Jak podkreślali policjanci Biura Ruchu Drogowego KGP święta Bożego Narodzenia to okres, w którym po polskich drogach poruszają się całe rodziny – i to właśnie często całe rodziny są uczestnikami wypadków. Dlatego tak ważne jest podejmowanie działań prewencyjnych, aby zminimalizować ilość zdarzeń drogowych i wyeliminować pijanych kierowców. Akcja „Bezpieczny weekend” potrwała do niedzieli (27.12) i jak zauważyli policjanci w tym czasie zdarzyło się mniej wypadków, było mniej osób zabitych i rannych. Za to zatrzymano więcej niż rok temu kierowców na podwójnym gazie.

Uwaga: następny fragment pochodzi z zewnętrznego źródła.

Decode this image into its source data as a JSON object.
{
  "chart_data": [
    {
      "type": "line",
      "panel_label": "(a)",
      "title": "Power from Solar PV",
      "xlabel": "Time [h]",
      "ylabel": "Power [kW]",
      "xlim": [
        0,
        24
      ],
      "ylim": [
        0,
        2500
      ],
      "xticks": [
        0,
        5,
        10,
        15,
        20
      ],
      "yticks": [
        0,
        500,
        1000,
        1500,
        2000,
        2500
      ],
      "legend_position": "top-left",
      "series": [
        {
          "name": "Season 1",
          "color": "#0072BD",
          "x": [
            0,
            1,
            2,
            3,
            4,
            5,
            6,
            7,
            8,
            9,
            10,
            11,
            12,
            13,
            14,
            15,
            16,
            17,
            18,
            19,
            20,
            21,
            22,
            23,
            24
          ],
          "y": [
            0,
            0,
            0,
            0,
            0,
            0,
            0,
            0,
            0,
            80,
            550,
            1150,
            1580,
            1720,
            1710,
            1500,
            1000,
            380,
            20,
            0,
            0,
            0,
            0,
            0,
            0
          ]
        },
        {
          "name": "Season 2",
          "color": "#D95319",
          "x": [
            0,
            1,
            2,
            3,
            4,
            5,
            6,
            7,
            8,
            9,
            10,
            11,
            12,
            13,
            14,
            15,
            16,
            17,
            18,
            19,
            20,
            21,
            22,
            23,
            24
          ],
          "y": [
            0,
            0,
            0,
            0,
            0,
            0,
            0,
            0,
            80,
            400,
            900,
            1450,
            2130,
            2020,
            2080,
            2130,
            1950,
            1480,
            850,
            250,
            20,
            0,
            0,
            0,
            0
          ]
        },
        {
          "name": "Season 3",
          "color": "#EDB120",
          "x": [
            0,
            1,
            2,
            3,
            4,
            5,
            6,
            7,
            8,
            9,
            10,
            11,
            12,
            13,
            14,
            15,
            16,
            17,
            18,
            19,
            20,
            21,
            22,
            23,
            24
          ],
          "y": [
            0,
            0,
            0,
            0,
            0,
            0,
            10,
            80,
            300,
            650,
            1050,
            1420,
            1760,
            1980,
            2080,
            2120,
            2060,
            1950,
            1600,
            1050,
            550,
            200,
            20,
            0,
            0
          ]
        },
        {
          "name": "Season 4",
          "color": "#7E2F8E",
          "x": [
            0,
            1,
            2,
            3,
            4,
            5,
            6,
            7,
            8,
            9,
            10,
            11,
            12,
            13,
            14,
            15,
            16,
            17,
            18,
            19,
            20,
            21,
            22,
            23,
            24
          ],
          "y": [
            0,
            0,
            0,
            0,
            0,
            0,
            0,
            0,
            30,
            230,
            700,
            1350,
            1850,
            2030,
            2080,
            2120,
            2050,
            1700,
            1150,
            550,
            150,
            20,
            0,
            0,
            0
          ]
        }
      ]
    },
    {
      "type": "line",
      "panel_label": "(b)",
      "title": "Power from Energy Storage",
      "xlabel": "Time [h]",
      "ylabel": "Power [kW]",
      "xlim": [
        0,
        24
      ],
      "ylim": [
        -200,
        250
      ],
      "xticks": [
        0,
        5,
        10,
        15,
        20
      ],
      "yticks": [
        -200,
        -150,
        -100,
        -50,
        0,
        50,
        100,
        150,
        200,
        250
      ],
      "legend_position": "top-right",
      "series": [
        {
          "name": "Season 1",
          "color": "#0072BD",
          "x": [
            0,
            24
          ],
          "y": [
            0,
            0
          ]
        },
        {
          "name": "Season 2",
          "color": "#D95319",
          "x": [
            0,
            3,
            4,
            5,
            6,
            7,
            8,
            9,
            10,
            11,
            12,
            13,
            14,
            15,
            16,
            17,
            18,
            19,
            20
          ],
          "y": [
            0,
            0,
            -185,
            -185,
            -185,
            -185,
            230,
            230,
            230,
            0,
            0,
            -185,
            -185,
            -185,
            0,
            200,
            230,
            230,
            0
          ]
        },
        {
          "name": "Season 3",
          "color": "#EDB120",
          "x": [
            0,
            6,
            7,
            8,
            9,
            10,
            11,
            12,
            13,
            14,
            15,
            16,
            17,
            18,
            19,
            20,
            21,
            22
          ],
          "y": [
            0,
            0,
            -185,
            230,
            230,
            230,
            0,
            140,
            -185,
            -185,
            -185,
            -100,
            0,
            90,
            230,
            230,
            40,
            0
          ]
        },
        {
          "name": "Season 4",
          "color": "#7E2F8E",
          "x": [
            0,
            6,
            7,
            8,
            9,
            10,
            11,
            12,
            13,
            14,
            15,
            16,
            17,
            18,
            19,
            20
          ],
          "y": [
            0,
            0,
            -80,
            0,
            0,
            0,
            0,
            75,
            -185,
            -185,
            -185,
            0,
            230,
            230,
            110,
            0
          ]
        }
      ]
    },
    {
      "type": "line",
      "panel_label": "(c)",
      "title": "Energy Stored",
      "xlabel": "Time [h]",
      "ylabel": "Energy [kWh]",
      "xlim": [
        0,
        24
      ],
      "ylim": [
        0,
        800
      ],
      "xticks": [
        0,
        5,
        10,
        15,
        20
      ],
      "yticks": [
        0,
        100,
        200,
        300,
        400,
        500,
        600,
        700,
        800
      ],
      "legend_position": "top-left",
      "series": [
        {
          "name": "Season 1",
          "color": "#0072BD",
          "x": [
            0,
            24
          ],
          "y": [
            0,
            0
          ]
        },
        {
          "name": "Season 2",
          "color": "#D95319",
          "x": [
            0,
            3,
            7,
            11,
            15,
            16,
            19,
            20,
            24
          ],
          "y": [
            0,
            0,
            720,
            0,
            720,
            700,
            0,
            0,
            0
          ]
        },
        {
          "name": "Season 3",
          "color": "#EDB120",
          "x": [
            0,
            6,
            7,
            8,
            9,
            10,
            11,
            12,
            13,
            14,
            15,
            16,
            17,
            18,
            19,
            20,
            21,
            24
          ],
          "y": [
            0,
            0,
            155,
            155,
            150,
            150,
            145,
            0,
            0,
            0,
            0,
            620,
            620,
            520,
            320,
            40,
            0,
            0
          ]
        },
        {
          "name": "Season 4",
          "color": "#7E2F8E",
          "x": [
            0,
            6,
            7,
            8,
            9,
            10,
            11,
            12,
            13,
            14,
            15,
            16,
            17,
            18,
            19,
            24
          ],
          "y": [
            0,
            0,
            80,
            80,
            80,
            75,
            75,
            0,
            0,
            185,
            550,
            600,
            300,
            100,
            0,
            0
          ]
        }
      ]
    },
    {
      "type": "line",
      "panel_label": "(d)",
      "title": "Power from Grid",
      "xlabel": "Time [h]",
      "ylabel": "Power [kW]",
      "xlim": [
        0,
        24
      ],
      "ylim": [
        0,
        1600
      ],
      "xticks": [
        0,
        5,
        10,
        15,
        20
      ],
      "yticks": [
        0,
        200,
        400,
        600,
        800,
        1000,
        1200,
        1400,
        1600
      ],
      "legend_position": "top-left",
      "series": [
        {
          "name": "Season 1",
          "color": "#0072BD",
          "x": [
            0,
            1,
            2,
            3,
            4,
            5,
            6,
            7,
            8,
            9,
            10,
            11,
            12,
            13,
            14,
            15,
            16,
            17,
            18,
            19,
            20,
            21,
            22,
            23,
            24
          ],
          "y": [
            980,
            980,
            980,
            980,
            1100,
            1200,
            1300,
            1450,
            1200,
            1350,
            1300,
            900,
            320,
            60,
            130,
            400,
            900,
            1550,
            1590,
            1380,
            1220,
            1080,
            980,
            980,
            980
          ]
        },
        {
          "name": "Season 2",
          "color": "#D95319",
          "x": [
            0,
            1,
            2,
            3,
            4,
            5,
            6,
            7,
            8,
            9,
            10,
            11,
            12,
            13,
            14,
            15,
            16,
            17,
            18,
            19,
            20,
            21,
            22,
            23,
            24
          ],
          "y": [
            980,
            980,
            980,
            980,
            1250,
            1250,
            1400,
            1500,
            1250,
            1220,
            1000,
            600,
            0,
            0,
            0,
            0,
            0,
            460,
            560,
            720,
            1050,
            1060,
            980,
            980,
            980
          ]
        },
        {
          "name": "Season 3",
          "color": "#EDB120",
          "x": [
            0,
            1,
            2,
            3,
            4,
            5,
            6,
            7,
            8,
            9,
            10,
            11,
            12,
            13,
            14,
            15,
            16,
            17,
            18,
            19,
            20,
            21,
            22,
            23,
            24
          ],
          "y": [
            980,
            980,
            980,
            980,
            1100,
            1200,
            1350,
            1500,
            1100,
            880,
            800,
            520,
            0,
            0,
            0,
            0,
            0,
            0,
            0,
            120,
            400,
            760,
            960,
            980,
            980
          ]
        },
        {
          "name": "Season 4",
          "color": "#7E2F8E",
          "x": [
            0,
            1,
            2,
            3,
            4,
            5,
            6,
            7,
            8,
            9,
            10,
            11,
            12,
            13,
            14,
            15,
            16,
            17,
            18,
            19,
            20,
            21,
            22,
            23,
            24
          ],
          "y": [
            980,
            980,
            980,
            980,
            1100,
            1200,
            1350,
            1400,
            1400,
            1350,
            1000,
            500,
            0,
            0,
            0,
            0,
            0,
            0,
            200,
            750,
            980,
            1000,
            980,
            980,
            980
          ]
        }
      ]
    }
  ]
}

W ciągu tego przedłużonego weekendu doszło w sumie do 251 wypadków, w których śmierć poniosło 36 osób, a 338 zostało rannych. Z statystyk policjantów ruchu drogowego wynika, że do najczęstszymi przyczynami wypadków była nadmierna prędkość, wyprzedzanie na trzeciego i nieustąpienie pierwszeństwa przejazdu. To co również jest bardzo niepokojące to fakt, że z 36 osób, które zginęły w wypadkach 16 to piesi. Być może, gdyby te osoby miały na sobie elementy odblaskowe, tych tragicznych w skutkach zdarzeń można by uniknąć. Niestety nie obyło się także bez pijaków za kierownicą. W sumie funkcjonariusze zatrzymali 951 nietrzeźwych kierujących. Należy pamiętać, że nawet niewielka dawka alkoholu we krwi obniża koncentracje i refleks. Nie ma wytłumaczenia dla osób, które z promilami wsiadają za kierownicę.